I. Pendahuluan: Landasan Teoritis Figurasi dan Proses Jangka Panjang

1.1. Konteks Historis dan Signifikansi Karya

The Civilizing Process: Sociogenetic and Psychogenetic Investigations (judul asli Jerman: Über den Prozeß der Zivilisation) adalah karya terpenting sosiolog Jerman Norbert Elias. Meskipun pertama kali diterbitkan di Basel, Swiss, pada tahun 1939 dalam dua volume, karya ini awalnya diabaikan selama beberapa dekade karena Perang Dunia II. Barulah setelah diterbitkan kembali pada tahun 1969 dan diterjemahkan ke dalam bahasa Inggris pada tahun 1970-an dan 1980-an, karya ini mendapatkan pengakuan global sebagai salah satu karya sosiologi terbesar abad ke-20. Pada tahun 1998, Asosiasi Sosiologi Internasional menempatkan buku ini sebagai buku sosiologi ketujuh terpenting abad tersebut.
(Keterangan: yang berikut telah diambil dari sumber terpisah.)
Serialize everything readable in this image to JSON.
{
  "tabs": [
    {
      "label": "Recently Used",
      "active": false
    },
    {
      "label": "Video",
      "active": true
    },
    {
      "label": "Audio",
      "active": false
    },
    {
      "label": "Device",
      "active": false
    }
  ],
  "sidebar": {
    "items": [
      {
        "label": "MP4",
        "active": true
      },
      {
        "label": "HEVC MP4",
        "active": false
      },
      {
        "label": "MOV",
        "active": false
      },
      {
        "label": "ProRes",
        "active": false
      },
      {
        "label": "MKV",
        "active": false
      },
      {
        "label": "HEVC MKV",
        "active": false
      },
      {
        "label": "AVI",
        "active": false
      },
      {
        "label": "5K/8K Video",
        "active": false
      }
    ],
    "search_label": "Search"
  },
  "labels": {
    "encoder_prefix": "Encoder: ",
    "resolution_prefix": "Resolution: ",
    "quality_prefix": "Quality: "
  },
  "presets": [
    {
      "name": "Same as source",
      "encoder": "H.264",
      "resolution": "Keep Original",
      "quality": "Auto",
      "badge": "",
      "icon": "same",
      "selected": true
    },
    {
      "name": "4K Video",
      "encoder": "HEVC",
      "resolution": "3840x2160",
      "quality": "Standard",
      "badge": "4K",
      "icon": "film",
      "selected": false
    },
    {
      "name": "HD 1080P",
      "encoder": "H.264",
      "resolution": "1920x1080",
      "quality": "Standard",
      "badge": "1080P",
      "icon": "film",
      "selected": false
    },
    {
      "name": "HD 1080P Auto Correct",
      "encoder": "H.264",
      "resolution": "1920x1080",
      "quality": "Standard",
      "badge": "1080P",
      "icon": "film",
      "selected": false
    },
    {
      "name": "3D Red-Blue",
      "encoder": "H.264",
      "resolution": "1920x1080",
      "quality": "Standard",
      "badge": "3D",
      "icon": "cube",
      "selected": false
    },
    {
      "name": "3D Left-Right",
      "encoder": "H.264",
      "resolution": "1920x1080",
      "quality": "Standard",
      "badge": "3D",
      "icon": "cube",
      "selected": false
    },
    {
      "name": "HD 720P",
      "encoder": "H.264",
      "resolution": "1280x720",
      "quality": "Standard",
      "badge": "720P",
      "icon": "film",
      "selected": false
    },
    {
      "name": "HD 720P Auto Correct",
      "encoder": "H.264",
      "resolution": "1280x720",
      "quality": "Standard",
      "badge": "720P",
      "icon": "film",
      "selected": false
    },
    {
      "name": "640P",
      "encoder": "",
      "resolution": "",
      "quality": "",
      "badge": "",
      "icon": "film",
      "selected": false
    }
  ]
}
Karya monumental ini mencakup sejarah Eropa Barat secara luas, dari sekitar 800 Masehi hingga 1900 Masehi. Elias menyajikan analisis formal dan teori peradaban yang komprehensif, bertujuan menjelaskan bagaimana masyarakat Eropa Barat mengembangkan konsep diri sebagai entitas yang lebih ‘beradab’ dibandingkan nenek moyang mereka di Abad Pertengahan atau masyarakat tetangga. Inti dari tesisnya adalah bahwa proses "pemberadaban" ini bukan sekadar perubahan dangkal dalam tata krama, melainkan transformasi mendalam dalam perilaku manusia dan struktur psikis, yang terjadi secara paralel dengan pembentukan negara modern dan monopoli kekuasaan di dalamnya. Proses ini menandai transisi fundamental dari pola perilaku prajurit Abad Pertengahan menuju manusia sipil di akhir abad ke-19.
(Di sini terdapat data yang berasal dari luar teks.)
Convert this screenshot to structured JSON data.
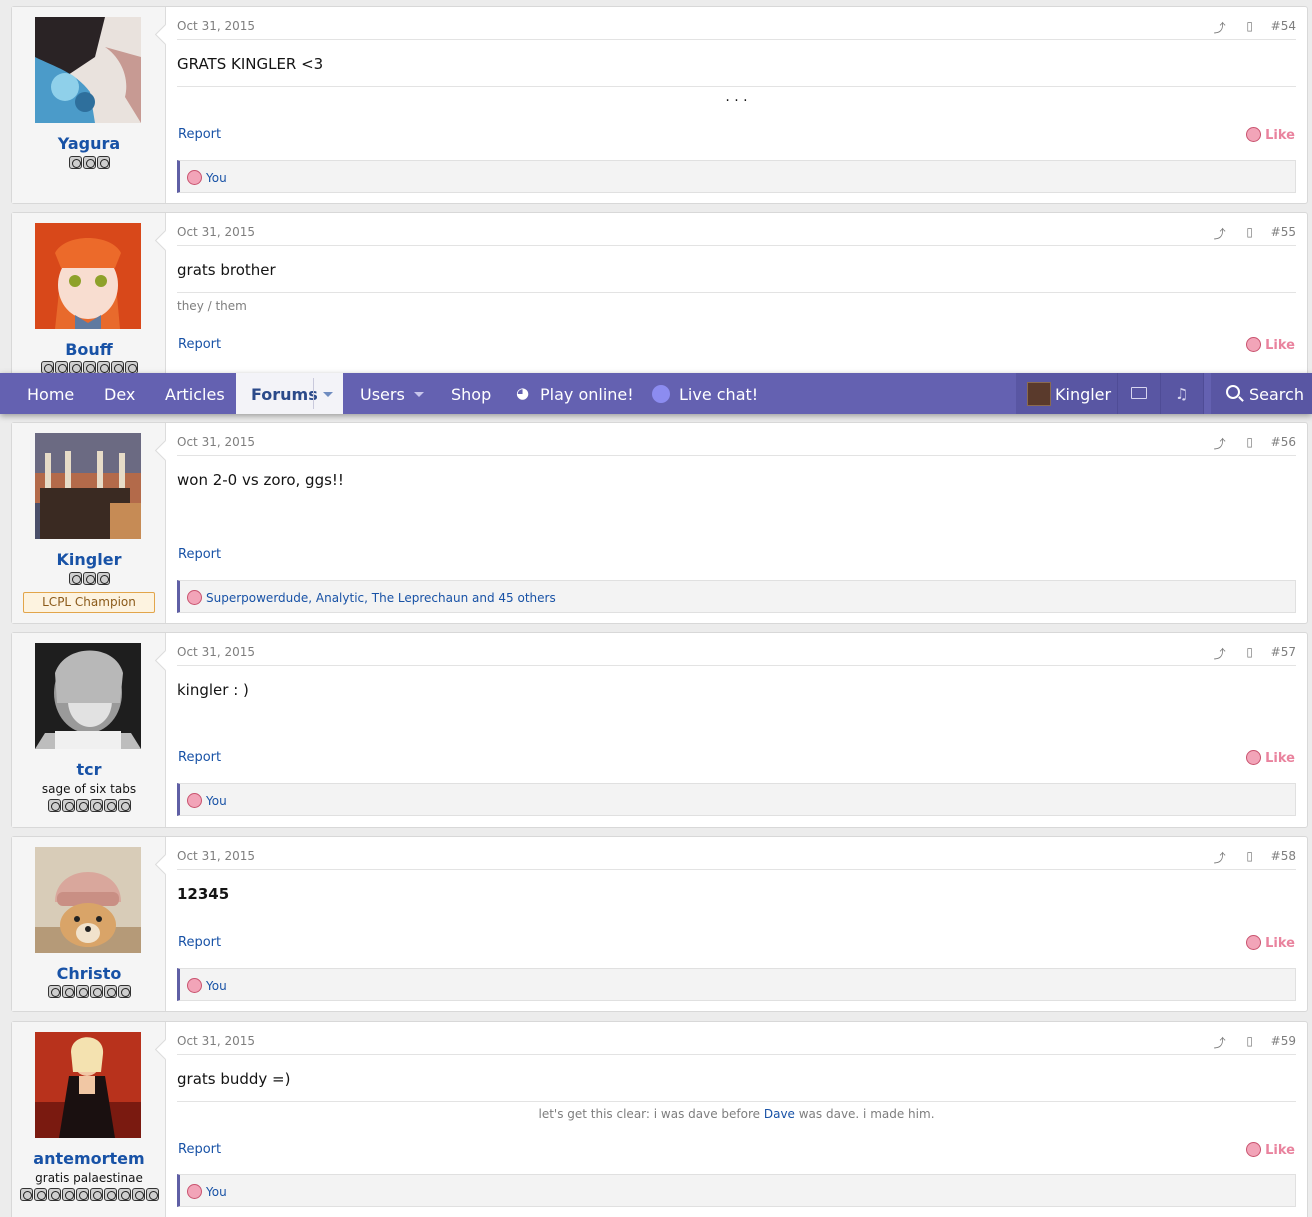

1.2. The Civilizing Process sebagai Fondasi Sosiologi Figurasional

Elias dikenal sebagai pendiri Sosiologi Figurasional (Figurational Sociology), sebuah tradisi penelitian yang berfokus pada hubungan dinamis antarindividu. Meskipun Elias lebih suka menyebutnya Sosiologi Proses (Process Sociology), pendekatan ini secara esensial menolak dikotomi tradisional dalam ilmu sosial, seperti pemisahan antara makro (struktur) dan mikro (individu), serta dikotomi antara sejarah dan psikologi.
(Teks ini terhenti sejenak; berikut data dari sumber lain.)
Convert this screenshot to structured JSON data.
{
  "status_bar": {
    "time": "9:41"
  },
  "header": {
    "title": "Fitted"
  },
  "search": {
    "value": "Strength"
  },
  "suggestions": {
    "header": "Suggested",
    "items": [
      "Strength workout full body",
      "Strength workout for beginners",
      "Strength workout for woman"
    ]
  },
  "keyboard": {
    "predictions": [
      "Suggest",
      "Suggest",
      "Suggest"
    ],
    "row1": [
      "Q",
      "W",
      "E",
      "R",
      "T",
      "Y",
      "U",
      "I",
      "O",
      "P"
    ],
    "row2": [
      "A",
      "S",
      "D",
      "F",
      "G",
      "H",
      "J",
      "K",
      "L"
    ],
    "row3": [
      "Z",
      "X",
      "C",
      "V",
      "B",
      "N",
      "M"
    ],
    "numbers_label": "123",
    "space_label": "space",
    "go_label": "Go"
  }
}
Unit analisis sentral Elias adalah Figurasi. Figurasi didefinisikan sebagai jaringan hubungan interdependensi yang dinamis yang dibentuk oleh individu yang saling terikat. Konsep ini menekankan bahwa individu bukanlah unit yang terisolasi; sebaliknya, konsep "individu" merujuk pada orang-orang yang saling tergantung, dan "masyarakat" merujuk pada orang-orang yang saling tergantung dalam bentuk jamak. Sosiologi figurasional bertujuan untuk menjembatani kesenjangan makro-mikro dengan menganalisis koneksi antara kekuasaan, perilaku, emosi, dan pengetahuan dalam perspektif jangka panjang.

1.3. Sifat Non-Intentionalitas Proses

Penting untuk dicatat bahwa perubahan sosial radikal yang dijelaskan Elias tidak digerakkan oleh niat atau rencana sadar sekelompok elit yang memutuskan untuk menjadi "lebih beradab." Peradaban adalah hasil dari dinamika persaingan yang tidak disengaja dan peningkatan interdependensi sosial.

Proses kausalitasnya adalah sebagai berikut: Ketika tingkat interdependensi, baik ekonomi maupun politik, meningkat, persaingan sosial menjadi semakin intensif dan meluas. Individu harus beradaptasi dengan lingkungan sosial yang jauh lebih kompleks dan secara fisik lebih stabil, namun lebih menuntut secara psikologis. Adaptasi kolektif jangka panjang ini, yang dimulai dari inti istana dan menyebar ke seluruh masyarakat, menghasilkan perubahan struktural dan psikis secara perlahan dan bertahap, yang pada dasarnya berada di luar kendali agen tunggal. Ini adalah pola tersembunyi yang mendasari transisi dari Abad Pertengahan ke modernitas.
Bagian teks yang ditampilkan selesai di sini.